Intervention de Didier Fontenille

Réunion du lundi 24 février 2020 à 14h00
Commission d'enquête chargée d'évaluer les recherches, la prévention et les politiques publiques à mener contre la propagation des moustiques aedes et des maladies vectorielles

Didier Fontenille, directeur de recherche à l'Institut de recherche pour le développement :

N'étant pas juriste, je ne veux pas trop m'étendre sur les questions juridiques, de peur de dire des bêtises.

À partir du moment où un insecte transmet un agent pathogène, il devient un vecteur. À l'époque de la publication du rapport, j'avais dit qu'un moustique nuisant – le moustique qui vous pique la nuit – est un vecteur qui s'ignore. Cette phrase avait fait le buzz mais n'avait pas été très bien comprise. Permettez-moi donc de l'expliquer.

Lorsqu' Aedes albopictus est arrivé en France métropolitaine, c'était juste un moustique qui empêchait de boire l'apéritif à dix-huit heures – l'heure où il pique. Au départ, il était seulement désagréable, mais il s'est mis à transmettre les virus de la dengue, du Zika et du chikungunya – et il est capable d'en transmettre d'autres. À La Réunion et à Mayotte, il était déjà un vecteur avant de devenir un nuisant : vous connaissez donc très bien ces questions, madame la rapporteure. Cette distinction entre « nuisant » et « vecteur » apparaît clairement dans la loi de 1964 relative à la lutte contre les moustiques. Cette loi visait essentiellement à lutter contre les moustiques qui nuisaient au développement touristique : elle en confiait la responsabilité aux collectivités. Le maire avait par ailleurs l'obligation de maintenir sa commune propre et de veiller à la salubrité, en limitant la présence des moustiques nuisant.

Dès lors que certains moustiques, comme Aedes albopictus, se mettent à transmettre des agents pathogènes, on entre dans le domaine de la santé publique, qui relève de l'État.

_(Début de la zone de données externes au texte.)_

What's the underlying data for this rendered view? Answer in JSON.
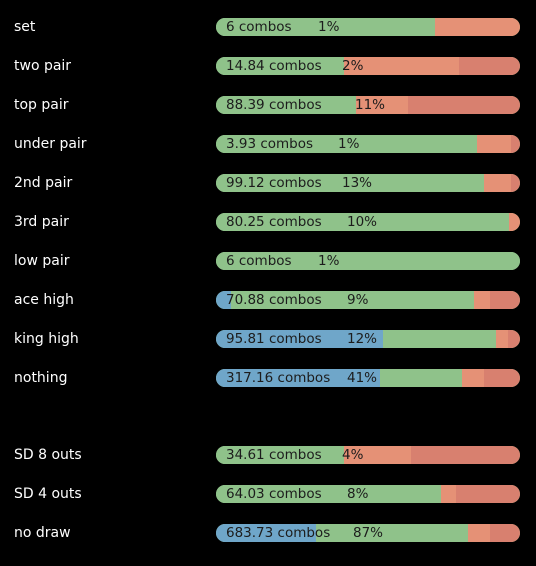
{
  "colors": {
    "background": "#000000",
    "label": "#ffffff",
    "value_text": "#1c1c1c",
    "blue": "#6fa6c9",
    "green": "#8fc28a",
    "salmon": "#e59176",
    "red": "#d8806f"
  },
  "rows": [
    {
      "label": "set",
      "combos": "6 combos",
      "pct": "1%",
      "segments": [
        {
          "color": "green",
          "share": 0.72
        },
        {
          "color": "salmon",
          "share": 0.28
        }
      ]
    },
    {
      "label": "two pair",
      "combos": "14.84 combos",
      "pct": "2%",
      "segments": [
        {
          "color": "green",
          "share": 0.42
        },
        {
          "color": "salmon",
          "share": 0.38
        },
        {
          "color": "red",
          "share": 0.2
        }
      ]
    },
    {
      "label": "top pair",
      "combos": "88.39 combos",
      "pct": "11%",
      "segments": [
        {
          "color": "green",
          "share": 0.46
        },
        {
          "color": "salmon",
          "share": 0.17
        },
        {
          "color": "red",
          "share": 0.37
        }
      ]
    },
    {
      "label": "under pair",
      "combos": "3.93 combos",
      "pct": "1%",
      "segments": [
        {
          "color": "green",
          "share": 0.86
        },
        {
          "color": "salmon",
          "share": 0.11
        },
        {
          "color": "red",
          "share": 0.03
        }
      ]
    },
    {
      "label": "2nd pair",
      "combos": "99.12 combos",
      "pct": "13%",
      "segments": [
        {
          "color": "green",
          "share": 0.88
        },
        {
          "color": "salmon",
          "share": 0.09
        },
        {
          "color": "red",
          "share": 0.03
        }
      ]
    },
    {
      "label": "3rd pair",
      "combos": "80.25 combos",
      "pct": "10%",
      "segments": [
        {
          "color": "green",
          "share": 0.965
        },
        {
          "color": "salmon",
          "share": 0.035
        }
      ]
    },
    {
      "label": "low pair",
      "combos": "6 combos",
      "pct": "1%",
      "segments": [
        {
          "color": "green",
          "share": 1.0
        }
      ]
    },
    {
      "label": "ace high",
      "combos": "70.88 combos",
      "pct": "9%",
      "segments": [
        {
          "color": "blue",
          "share": 0.05
        },
        {
          "color": "green",
          "share": 0.8
        },
        {
          "color": "salmon",
          "share": 0.05
        },
        {
          "color": "red",
          "share": 0.1
        }
      ]
    },
    {
      "label": "king high",
      "combos": "95.81 combos",
      "pct": "12%",
      "segments": [
        {
          "color": "blue",
          "share": 0.55
        },
        {
          "color": "green",
          "share": 0.37
        },
        {
          "color": "salmon",
          "share": 0.04
        },
        {
          "color": "red",
          "share": 0.04
        }
      ]
    },
    {
      "label": "nothing",
      "combos": "317.16 combos",
      "pct": "41%",
      "segments": [
        {
          "color": "blue",
          "share": 0.54
        },
        {
          "color": "green",
          "share": 0.27
        },
        {
          "color": "salmon",
          "share": 0.07
        },
        {
          "color": "red",
          "share": 0.12
        }
      ]
    },
    {
      "label": "SD 8 outs",
      "combos": "34.61 combos",
      "pct": "4%",
      "segments": [
        {
          "color": "green",
          "share": 0.42
        },
        {
          "color": "salmon",
          "share": 0.22
        },
        {
          "color": "red",
          "share": 0.36
        }
      ]
    },
    {
      "label": "SD 4 outs",
      "combos": "64.03 combos",
      "pct": "8%",
      "segments": [
        {
          "color": "green",
          "share": 0.74
        },
        {
          "color": "salmon",
          "share": 0.05
        },
        {
          "color": "red",
          "share": 0.21
        }
      ]
    },
    {
      "label": "no draw",
      "combos": "683.73 combos",
      "pct": "87%",
      "segments": [
        {
          "color": "blue",
          "share": 0.33
        },
        {
          "color": "green",
          "share": 0.5
        },
        {
          "color": "salmon",
          "share": 0.07
        },
        {
          "color": "red",
          "share": 0.1
        }
      ]
    }
  ]
}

J'ai cru comprendre que deux propositions de loi avaient été déposées sur cette question, l'une au Sénat, l'autre à l'Assemblée nationale, après la publication du décret que vous avez évoqué : il me semble que ce n'est pas l'ordre habituel mais, encore une fois, je ne suis pas juriste...

Si j'ai bien compris, ces propositions de loi entendent confier à l'État tout ce qui relève de la santé publique. La proposition de loi déposée à l'Assemblée nationale prévoit par ailleurs d'autoriser les agents de la lutte antivectorielle à pénétrer dans des propriétés privées, lorsqu'un foyer important a été identifié : c'était l'une des préconisations du rapport. De mon point de vue, il est important que l'État prenne ses responsabilités, mais il doit le faire jusqu'au bout : il ne devrait pas déléguer la lutte antivectorielle à des opérateurs qui n'auront peut-être pas les moyens d'agir face à des épidémies majeures. Mes propos concernent surtout la France métropolitaine, parce que les territoires ultramarins, notamment tropicaux, sont déjà rodés. Je connais moins bien la situation de Mayotte, mais je sais, pour m'y être rendu, que La Réunion, la Martinique, la Guadeloupe et la Guyane sont bien préparées, parce qu'elles connaissent ce problème depuis très longtemps.

Je répète que je ne suis pas très à l'aise sur ces questions juridiques mais ce qui est certain, c'est qu'il faut faire preuve de bon sens : on veut que ça marche et ça peut marcher. Les moustiques résistent toujours mieux et font preuve d'ingéniosité pour survivre, mais nous avons des outils et des compétences. Dans toutes les régions que je viens de citer, nous avons des équipes qui connaissent leur métier. Il est évident qu'il faut continuer à améliorer la formation, mais aussi s'adapter aux nouvelles données, par exemple à la pollution. Il va bien falloir se passer des insecticides : de toute façon, les moustiques y sont devenus résistants. En métropole, les ententes interdépartementales pour la démoustication (EID) ont quarante ans d'existence et j'espère qu'elles pourront continuer à mettre leur expérience au service de la population métropolitaine et à conseiller les partenaires, par exemple à travers l'ADEGE.